My absolute darling – Gabriel Tallent (Gallmeister)

Un grand roman d’apprentissage et d’émancipation. Un père et sa fille vivent à l’écart dans la campagne côtière californienne. Avec son couteau et son colt, l’ado foule les bois, les plages, c’est une fille de la nature, Turtle Aveston, et elle s’est forgée au fil des années une identité singulière, robuste. Il lui faut au moins ça pour assimiler la personnalité de son père, un homme écorché qui l’aime follement mal.

Oddvin, le prince qui vivait entre deux mondes – Franck Prévot et Régis Lejonc (HongFei)

Dans un coin de l’immensité sibérienne, un roi tyrannique et autocentré mène son royaume à sa perte. L’un de ses fils, Oddvin, privé de la vue, sillonne les bois et la toundra avec son fidèle renne Pernelius, préférant largement la compagnie des animaux à celle des hommes. Un conte initiatique majestueux et porteur de sens. A découvrir.  Dès 8 ans

Juste après la vague – Sandrine Collette (Denoël)

Un raz-de-marée a avalé des villages entiers. Une famille est toujours debout, avec sa maison perchée tout en haut, mais plus pour longtemps, l’évidence est glaçante. Une famille nombreuse, avec une barque bien trop juste pour les contenir tous. A la croisée des genres, Sandrine Collette frappe encore une fois très fort avec un roman aussi oppressant qu’émouvant.

Je vais rester – Trondheim & Chevillard (Rue de Sèvres)

Fabienne et Roland ont prévu de passer la semaine à Palavas-les-Flots. Mais à peine arrivés, le pire surgit et Fabienne se retrouve seule. Les auteurs ne tournent pas autour du pot, ils convoquent le drame, cueillent l’instant, et s’intéressent à l’après, à cette femme qui, contre toute attente, décide de rester, et de suivre le programme des vacances scrupuleusement préparé par son homme. Un bel album qui laisse songeur.

Ça marche pas ? – Jean Gourounas (Atelier du poisson soluble)

Dans un coin de banquise, un ours, un morse, un pingouin et un renne tentent de faire fonctionner le poste de télévision mais rien à faire, il n’y a que de la neige sur l’écran. Chacun leur tour, les animaux vont y mettre du leur en perchant toujours un peu plus haut les bois d’Irène pour tâcher de capter leur émission. Humour polaire décapant et vieux souvenirs télévisuels.

Les reflets changeants – Aude Mermilliod (Le Lombard)

Pour les amateur(trice)s de tranches de vie et destins croisés. Dans le sud de la France, Elsa, 22 ans, n’arrive pas à se défaire d’une relation amoureuse qui n’en fini pas de faire des nœuds. Un peu plus loin, Jean n’arrive pas à trouver sa place dans une vie de père de famille – conducteur de train alors qu’il s’imagine encore voguer en pleine mer.

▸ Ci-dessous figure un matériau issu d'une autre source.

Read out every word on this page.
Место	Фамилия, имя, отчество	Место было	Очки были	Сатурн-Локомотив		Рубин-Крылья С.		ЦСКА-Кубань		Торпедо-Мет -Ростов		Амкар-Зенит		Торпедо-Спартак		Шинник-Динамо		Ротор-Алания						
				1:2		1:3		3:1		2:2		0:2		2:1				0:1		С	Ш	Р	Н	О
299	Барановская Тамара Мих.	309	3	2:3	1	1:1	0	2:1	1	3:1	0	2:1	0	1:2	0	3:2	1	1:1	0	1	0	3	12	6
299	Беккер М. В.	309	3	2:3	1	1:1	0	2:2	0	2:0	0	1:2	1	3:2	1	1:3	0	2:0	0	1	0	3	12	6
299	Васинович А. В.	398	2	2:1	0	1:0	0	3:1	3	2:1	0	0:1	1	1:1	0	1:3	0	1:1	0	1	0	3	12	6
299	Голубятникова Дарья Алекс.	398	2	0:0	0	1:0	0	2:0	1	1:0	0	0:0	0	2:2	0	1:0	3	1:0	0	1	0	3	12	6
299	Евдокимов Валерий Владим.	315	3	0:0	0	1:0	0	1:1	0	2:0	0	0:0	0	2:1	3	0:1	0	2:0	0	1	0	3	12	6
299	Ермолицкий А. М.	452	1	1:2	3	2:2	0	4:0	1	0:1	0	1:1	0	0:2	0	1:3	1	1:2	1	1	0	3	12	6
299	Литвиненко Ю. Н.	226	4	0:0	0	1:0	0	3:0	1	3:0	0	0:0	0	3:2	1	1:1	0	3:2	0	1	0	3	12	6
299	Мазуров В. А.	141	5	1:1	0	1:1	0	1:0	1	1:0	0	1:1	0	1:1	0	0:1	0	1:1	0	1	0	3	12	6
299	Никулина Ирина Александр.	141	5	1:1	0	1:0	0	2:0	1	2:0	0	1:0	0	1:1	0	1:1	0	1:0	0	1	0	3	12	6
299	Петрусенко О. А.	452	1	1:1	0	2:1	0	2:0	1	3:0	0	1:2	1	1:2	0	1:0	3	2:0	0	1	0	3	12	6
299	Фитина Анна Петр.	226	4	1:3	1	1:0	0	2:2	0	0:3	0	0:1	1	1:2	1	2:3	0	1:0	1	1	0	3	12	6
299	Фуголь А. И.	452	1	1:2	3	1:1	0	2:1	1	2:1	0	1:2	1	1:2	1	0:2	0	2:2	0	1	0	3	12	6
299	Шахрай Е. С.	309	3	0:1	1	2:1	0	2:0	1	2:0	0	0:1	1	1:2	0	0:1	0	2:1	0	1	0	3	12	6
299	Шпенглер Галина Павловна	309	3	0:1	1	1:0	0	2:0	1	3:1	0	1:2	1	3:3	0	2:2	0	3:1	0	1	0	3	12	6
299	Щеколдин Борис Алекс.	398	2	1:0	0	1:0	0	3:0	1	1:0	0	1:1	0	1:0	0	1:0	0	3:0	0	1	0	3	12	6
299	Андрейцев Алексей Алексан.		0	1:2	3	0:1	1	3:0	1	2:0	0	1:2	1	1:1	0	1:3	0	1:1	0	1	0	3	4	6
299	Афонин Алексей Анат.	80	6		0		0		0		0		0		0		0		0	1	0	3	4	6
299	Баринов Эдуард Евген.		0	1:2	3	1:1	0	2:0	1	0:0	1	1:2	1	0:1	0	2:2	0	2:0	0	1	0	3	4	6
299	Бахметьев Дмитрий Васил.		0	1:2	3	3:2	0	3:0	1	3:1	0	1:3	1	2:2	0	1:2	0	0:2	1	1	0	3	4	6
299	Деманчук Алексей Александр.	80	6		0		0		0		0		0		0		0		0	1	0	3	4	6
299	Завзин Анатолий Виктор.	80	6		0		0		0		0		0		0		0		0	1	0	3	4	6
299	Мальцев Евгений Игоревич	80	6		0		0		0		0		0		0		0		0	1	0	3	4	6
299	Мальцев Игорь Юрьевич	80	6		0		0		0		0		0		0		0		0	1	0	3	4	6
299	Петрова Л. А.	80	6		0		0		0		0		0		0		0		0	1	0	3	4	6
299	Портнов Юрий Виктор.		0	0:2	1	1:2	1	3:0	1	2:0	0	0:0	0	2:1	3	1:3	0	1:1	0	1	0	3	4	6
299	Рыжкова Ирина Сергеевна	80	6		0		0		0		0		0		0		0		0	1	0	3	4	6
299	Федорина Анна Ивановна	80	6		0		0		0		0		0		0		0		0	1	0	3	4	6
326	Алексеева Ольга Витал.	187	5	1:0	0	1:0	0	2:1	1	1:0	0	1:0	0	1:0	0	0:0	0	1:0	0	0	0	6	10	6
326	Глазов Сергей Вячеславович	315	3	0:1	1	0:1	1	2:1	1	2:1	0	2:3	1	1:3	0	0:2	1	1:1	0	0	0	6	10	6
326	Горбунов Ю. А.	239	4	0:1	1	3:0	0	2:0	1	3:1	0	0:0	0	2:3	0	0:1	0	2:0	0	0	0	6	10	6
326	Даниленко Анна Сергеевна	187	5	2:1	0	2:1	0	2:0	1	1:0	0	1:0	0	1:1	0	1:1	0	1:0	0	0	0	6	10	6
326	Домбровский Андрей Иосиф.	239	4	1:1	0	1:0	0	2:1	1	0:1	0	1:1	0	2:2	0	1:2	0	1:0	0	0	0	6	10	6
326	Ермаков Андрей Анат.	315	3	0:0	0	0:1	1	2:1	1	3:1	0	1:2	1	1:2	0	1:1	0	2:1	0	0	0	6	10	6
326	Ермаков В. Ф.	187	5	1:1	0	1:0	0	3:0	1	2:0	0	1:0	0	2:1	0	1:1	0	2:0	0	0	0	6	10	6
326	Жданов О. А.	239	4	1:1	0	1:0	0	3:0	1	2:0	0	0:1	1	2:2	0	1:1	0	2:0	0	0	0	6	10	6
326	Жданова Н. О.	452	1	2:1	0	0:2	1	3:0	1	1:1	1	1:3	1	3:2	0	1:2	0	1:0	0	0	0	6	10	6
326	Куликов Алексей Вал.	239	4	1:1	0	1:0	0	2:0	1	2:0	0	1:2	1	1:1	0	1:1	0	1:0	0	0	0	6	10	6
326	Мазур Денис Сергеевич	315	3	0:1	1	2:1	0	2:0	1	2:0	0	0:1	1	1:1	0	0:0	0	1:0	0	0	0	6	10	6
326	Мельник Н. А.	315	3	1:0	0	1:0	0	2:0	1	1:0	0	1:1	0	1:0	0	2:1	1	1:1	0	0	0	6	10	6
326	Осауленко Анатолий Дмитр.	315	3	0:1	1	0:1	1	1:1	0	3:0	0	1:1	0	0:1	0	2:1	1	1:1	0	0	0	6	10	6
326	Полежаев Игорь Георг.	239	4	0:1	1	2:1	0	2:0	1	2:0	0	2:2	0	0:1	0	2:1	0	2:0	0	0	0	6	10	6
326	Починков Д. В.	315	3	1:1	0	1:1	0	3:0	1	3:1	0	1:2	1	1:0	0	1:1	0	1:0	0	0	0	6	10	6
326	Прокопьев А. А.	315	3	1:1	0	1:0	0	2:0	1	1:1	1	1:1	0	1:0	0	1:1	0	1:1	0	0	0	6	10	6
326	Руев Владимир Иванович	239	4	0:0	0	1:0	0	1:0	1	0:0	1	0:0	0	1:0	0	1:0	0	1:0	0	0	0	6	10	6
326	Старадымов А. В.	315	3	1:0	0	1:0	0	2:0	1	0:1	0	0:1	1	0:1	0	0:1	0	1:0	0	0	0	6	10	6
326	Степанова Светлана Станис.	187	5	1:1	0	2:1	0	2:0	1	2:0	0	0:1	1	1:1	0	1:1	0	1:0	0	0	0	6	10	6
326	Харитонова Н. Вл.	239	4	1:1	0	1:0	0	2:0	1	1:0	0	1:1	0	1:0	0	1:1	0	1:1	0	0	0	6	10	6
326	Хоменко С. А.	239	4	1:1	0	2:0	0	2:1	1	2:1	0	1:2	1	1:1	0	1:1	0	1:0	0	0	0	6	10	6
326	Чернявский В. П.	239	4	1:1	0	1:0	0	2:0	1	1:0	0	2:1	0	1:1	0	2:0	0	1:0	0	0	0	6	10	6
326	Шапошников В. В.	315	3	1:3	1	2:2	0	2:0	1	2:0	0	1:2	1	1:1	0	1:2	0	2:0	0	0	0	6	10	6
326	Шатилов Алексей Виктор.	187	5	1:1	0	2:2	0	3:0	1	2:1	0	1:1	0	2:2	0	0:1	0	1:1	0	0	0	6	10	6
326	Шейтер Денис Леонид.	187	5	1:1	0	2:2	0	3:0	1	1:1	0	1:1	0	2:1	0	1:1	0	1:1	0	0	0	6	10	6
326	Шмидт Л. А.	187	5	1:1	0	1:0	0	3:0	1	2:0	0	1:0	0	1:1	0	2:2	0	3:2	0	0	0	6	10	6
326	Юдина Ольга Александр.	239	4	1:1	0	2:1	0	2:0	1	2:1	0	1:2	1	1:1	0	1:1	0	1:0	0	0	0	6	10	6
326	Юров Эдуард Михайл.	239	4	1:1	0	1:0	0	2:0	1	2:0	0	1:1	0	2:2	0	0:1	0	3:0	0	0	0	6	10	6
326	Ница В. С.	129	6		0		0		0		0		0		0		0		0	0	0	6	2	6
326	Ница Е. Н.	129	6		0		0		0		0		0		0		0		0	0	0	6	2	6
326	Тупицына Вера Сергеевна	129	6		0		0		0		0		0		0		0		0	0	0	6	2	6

Quant à Emile, sourd depuis un traumatisme durant la guerre d’Algérie, il cherche l’échappatoire qui le soulagera d’un silence devenu trop pesant.

C’est à moi ! – Anuska Allepuz (Mango)

Des éléphants vivent tranquillement dans la jungle à savourer leurs fruits favoris, mangues pour l’un, noix de coco pour l’autre, kiwis, bananes ou encore ananas, jusqu’au jour où ils lèvent la tête un peu plus haut que d’habitude et se prennent d’envie pour un magnifique fruit perché inconnu de leurs papilles. Une trame simple et efficace, un album qui respire le soleil et les fruits exotiques, des personnages tout en rondeurs joyeuses, un cocktail fruité à partager dès 2-3 ans.

L’été circulaire – Marion Brunet (Albin Michel)

Un été dans le sud de la France, la chaleur écrasante qui se profile comme chaque année, les va et vient des ados qui se coulent dans l’insouciance des vacances. Sauf Céline, qui cette année, est enceinte. A 15 ans, ça fait jaser, forcément. Encore un texte fort et remuant de Marion Brunet, qui décidément, décrit avec une grande justesse les remous de la société et les angles morts des chemins pris.

Raoul : T’aurais pu prévenir avant de partir… – Michel Van Zeveren (Ecole des loisirs)

Raoul, c’est une série qui raconte la vie par ses petits bouts, le quotidien, les petites choses comme le passage aux toilettes ou les dessins animés et les grands événements, comme l’arrivée de la petite sœur ou comme ici, en fil rouge, le décès du Papipa. Un album très doux, tendre et plein d’humour, avec tous les mots d’enfants que cela suppose. Une série à ne pas manquer.